It's almost time and I'm a little scared.
Welcome to May, folks! I cannot believe I am saying that. I am not sure where the time is going and how in the world it could be my wedding month. It seems like yesterday that Damien and I got engaged. I am shocked that we will soon be saying "I DO." I am shocked at how my life will soon change.
While there is an abundance of excitement, there is also fear. This is completely new territory. Up until 4 years ago, the last serious relationship I had been in was when I was 18. Needless to say, I certainly needed to figure out how to be in a relationship again and I found that I had quite a bit to learn. Eventually, we found a rhythm and it led us to where we are right now, so close to marriage and yet another adjustment.

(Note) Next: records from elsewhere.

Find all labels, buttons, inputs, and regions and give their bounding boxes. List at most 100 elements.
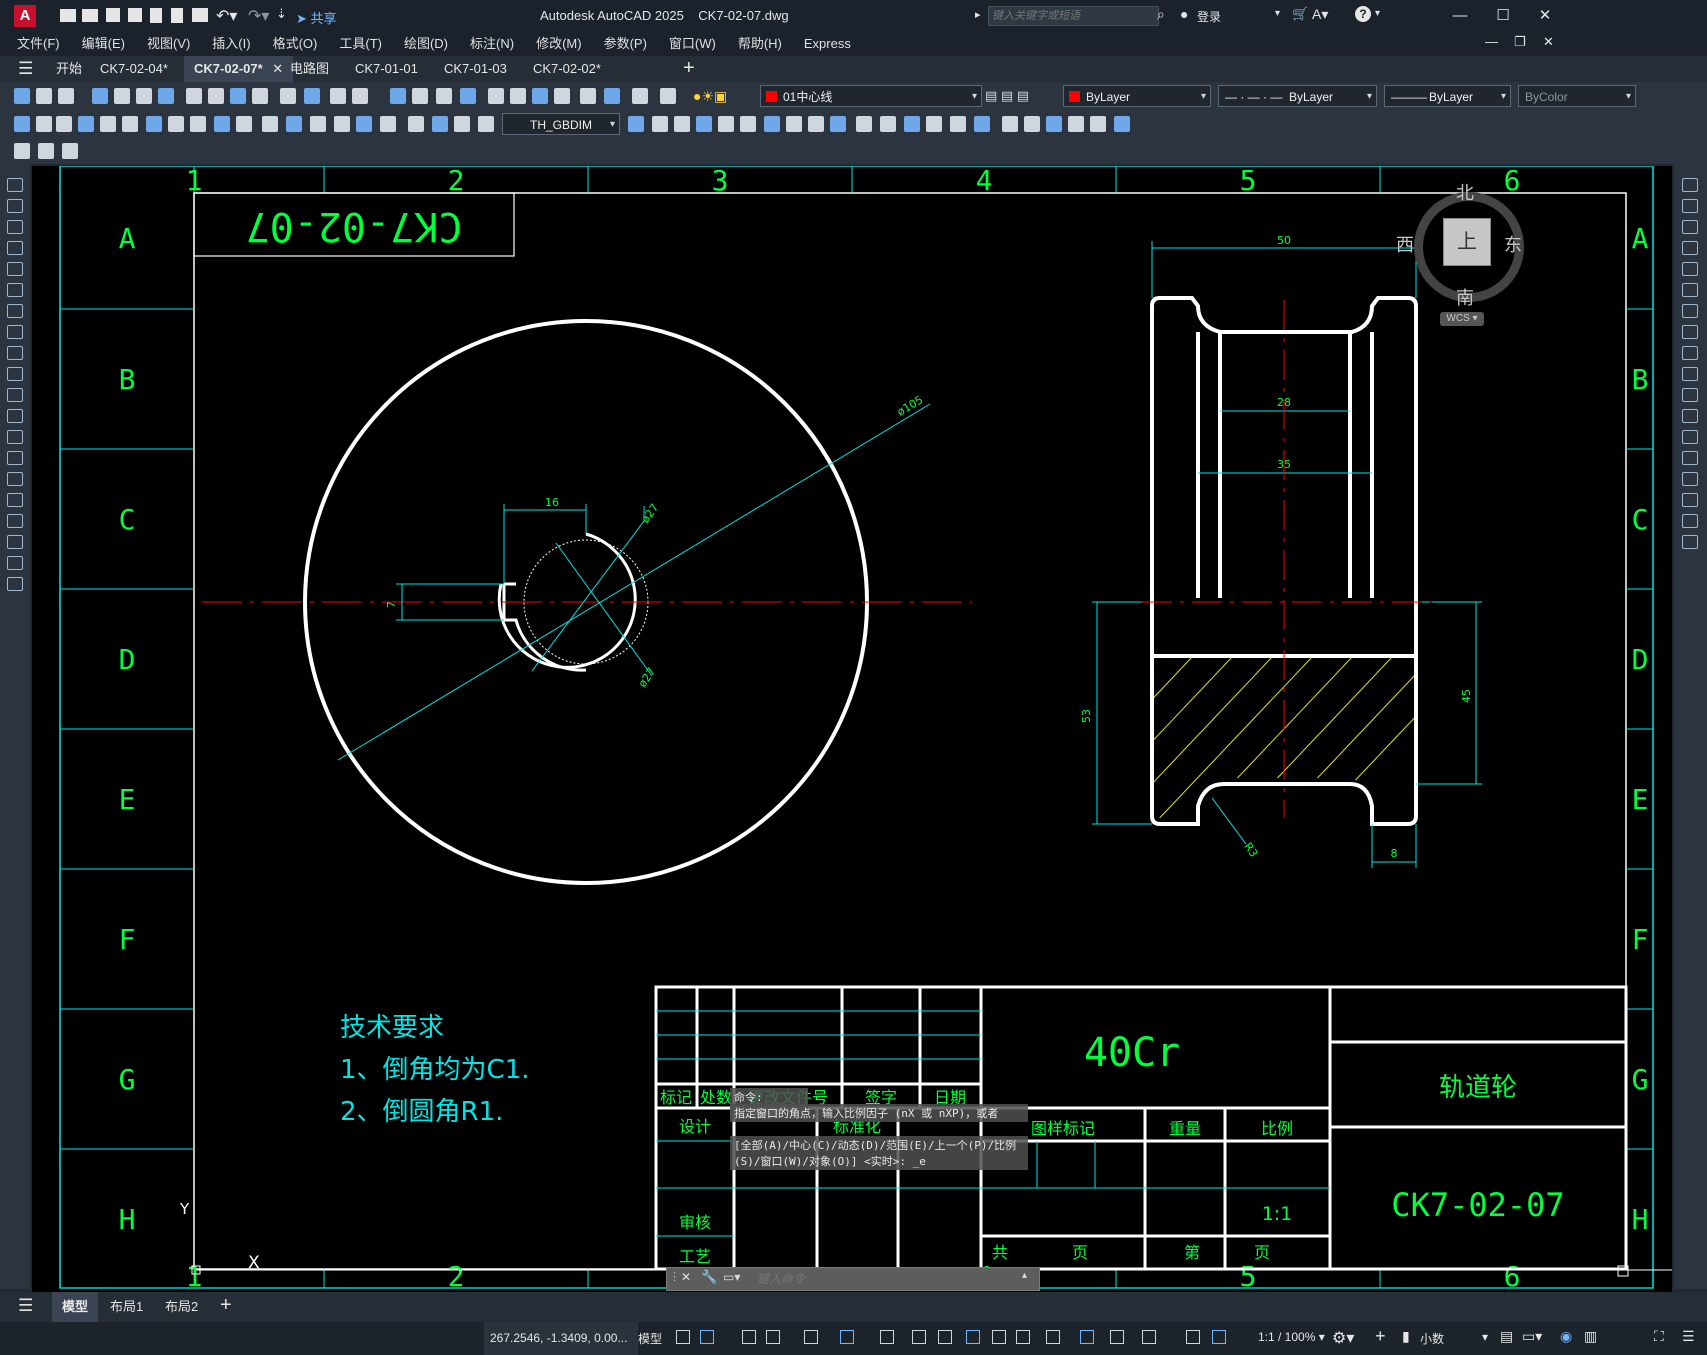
menu-item-1[interactable]: 编辑(E): [71, 32, 136, 56]
menu-item-10[interactable]: 窗口(W): [658, 32, 727, 56]
dimension-tool-38-icon[interactable]: [1024, 116, 1040, 132]
rotate-icon[interactable]: [1682, 304, 1698, 318]
menu-item-7[interactable]: 标注(N): [459, 32, 525, 56]
add-selected-icon[interactable]: [7, 577, 23, 591]
menu-item-0[interactable]: 文件(F): [6, 32, 71, 56]
dimension-tool-12-icon[interactable]: [286, 116, 302, 132]
hatch-icon[interactable]: [7, 472, 23, 486]
dimension-tool-18-icon[interactable]: [432, 116, 448, 132]
standard-tool-20-icon[interactable]: [510, 88, 526, 104]
minimize-button[interactable]: —: [1440, 4, 1480, 28]
login-button[interactable]: 登录: [1197, 8, 1221, 25]
customize-status-icon[interactable]: ☰: [1682, 1328, 1695, 1345]
make-block-icon[interactable]: [7, 430, 23, 444]
command-grip-icon[interactable]: ⋮: [669, 1270, 680, 1283]
standard-tool-12-icon[interactable]: [304, 88, 320, 104]
standard-tool-23-icon[interactable]: [580, 88, 596, 104]
dimension-tool-2-icon[interactable]: [56, 116, 72, 132]
doc-close-button[interactable]: ✕: [1543, 34, 1554, 50]
3d-osnap-toggle-icon[interactable]: [1046, 1330, 1060, 1344]
selection-filter-toggle-icon[interactable]: [1110, 1330, 1124, 1344]
viewcube-south[interactable]: 南: [1456, 284, 1474, 310]
dimension-tool-7-icon[interactable]: [168, 116, 184, 132]
lineweight-dropdown[interactable]: ——— ByLayer ▾: [1384, 85, 1511, 107]
revcloud-icon[interactable]: [7, 325, 23, 339]
dimension-tool-30-icon[interactable]: [830, 116, 846, 132]
dimension-tool-27-icon[interactable]: [764, 116, 780, 132]
viewcube-west[interactable]: 西: [1396, 231, 1414, 257]
dimension-tool-31-icon[interactable]: [856, 116, 872, 132]
dimension-tool-40-icon[interactable]: [1068, 116, 1084, 132]
standard-tool-7-icon[interactable]: [186, 88, 202, 104]
chevron-down-icon[interactable]: ▾: [1275, 8, 1280, 19]
standard-tool-26-icon[interactable]: [660, 88, 676, 104]
dimension-tool-22-icon[interactable]: [652, 116, 668, 132]
fillet-icon[interactable]: [1682, 493, 1698, 507]
dimension-tool-37-icon[interactable]: [1002, 116, 1018, 132]
annotation-scale[interactable]: 1:1 / 100% ▾: [1258, 1330, 1325, 1344]
layer-dropdown[interactable]: 01中心线 ▾: [760, 85, 982, 107]
dimension-tool-0-icon[interactable]: [14, 116, 30, 132]
standard-tool-16-icon[interactable]: [412, 88, 428, 104]
standard-tool-25-icon[interactable]: [632, 88, 648, 104]
coordinates-display[interactable]: 267.2546, -1.3409, 0.00...: [484, 1322, 638, 1355]
viewcube-east[interactable]: 东: [1504, 231, 1522, 257]
mirror-icon[interactable]: [1682, 220, 1698, 234]
dimension-tool-13-icon[interactable]: [310, 116, 326, 132]
dimension-tool-41-icon[interactable]: [1090, 116, 1106, 132]
standard-tool-4-icon[interactable]: [114, 88, 130, 104]
cart-icon[interactable]: 🛒: [1292, 6, 1308, 22]
standard-tool-14-icon[interactable]: [352, 88, 368, 104]
edit-attribute-icon[interactable]: [14, 143, 30, 159]
standard-tool-24-icon[interactable]: [604, 88, 620, 104]
dimension-tool-32-icon[interactable]: [880, 116, 896, 132]
layout-menu-icon[interactable]: ☰: [18, 1296, 33, 1316]
dimension-tool-36-icon[interactable]: [974, 116, 990, 132]
scale-icon[interactable]: [1682, 325, 1698, 339]
isolate-objects-icon[interactable]: ◉: [1560, 1328, 1572, 1345]
standard-tool-15-icon[interactable]: [390, 88, 406, 104]
tab-layout2[interactable]: 布局2: [155, 1292, 208, 1322]
save-as-icon[interactable]: [128, 8, 142, 22]
standard-tool-5-icon[interactable]: [136, 88, 152, 104]
dimension-tool-19-icon[interactable]: [454, 116, 470, 132]
hardware-accel-icon[interactable]: ▥: [1584, 1328, 1597, 1345]
gear-icon[interactable]: ⚙▾: [1332, 1328, 1354, 1348]
move-icon[interactable]: [1682, 283, 1698, 297]
command-prompt-icon[interactable]: ▭▾: [723, 1270, 740, 1284]
redo-icon[interactable]: ↷▾: [248, 6, 269, 26]
model-space-button[interactable]: 模型: [638, 1330, 662, 1347]
ortho-toggle-icon[interactable]: [804, 1330, 818, 1344]
save-icon[interactable]: [106, 8, 120, 22]
line-icon[interactable]: [7, 178, 23, 192]
menu-item-4[interactable]: 格式(O): [262, 32, 329, 56]
tab-start[interactable]: 开始: [46, 56, 92, 82]
chevron-right-icon[interactable]: ▸: [975, 8, 981, 21]
point-icon[interactable]: [7, 451, 23, 465]
layer-state-icon[interactable]: ●☀▣: [693, 88, 727, 105]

The truth is that I'm nervous. I'm nervous to be his wife and to know exactly what that entails and how good I will be at doing it. I trust in our commitment and union and I am also aware that I am flawed and resistant to change. I've lived the same life for years now - living alone, doing what I want, and not having to be responsible for anyone but myself. I got used to being in a serious relationship, but I also recognize that marriage is a completely different ball game. I think it best to openly admit that I'm struggling to wrap my mind around the idea that in a short time I'll be joined to someone forever.
It has nothing to do with him (he's amazing and I'm so blessed); it has everything to do with my own fear of failing. There is such a thing as a perfect wife, right? That would be a resounding NO, yet, somehow, I've got it stuck in my head that perfect is what I have to be in order to be a good wife. I know this is not true, of course, but these are my thought patterns at times.
Thankfully, there has been an unbelievable amount of support as I make this transition. So many have rallied to listen to me talk through my meanderings and self-doubt. They have comforted and advised me. Damien has reassured me over and over that we are a team and that everything will be fine. Most of all, the Lord has truly shown Himself (like He always does). I have been encouraged by His gentle reminders of all the bridges we have successfully crossed together, paths down which I could barely see the way. This experience will be nothing different. The journey here has been nothing short of magical and miraculous and I sense that the same is true for the next leg of this trek.
I am sure I am not the only woman afraid of marriage as much as she is anticipating it with joy. I am sure there are other women out there who feel these things, but are afraid to say it because they are worried about the response they will get. If you are embarking on a journey that you've waited for, prayed for, and wanted for a long time, it's okay to be scared when it actually happens. These feelings do not make you ungrateful; instead, they make you human and real. It makes you a woman who wants to do her best in the next chapter, so much so that failing is not an option, although it is likely and unavoidable.
Remember that it is okay. You are okay. You are not alone and you (we) can make it. Remember that we are all on a journey which means starting from scratch sometimes. Keep in mind that there was probably a hurdle you had to jump over to get where you are; this means that you're no stranger to obstacles or how to get through them. Stay the course. Hold on and don't let go. Most of all, understand that the Lord is there to fight all of your battles. If He can move mountains, He can surely help you do what you're about to do. In my case, I'm trusting that He will be with me on the day I say my vows and every single day after that. I'll need Him for sure and, with Him, I know I can make it.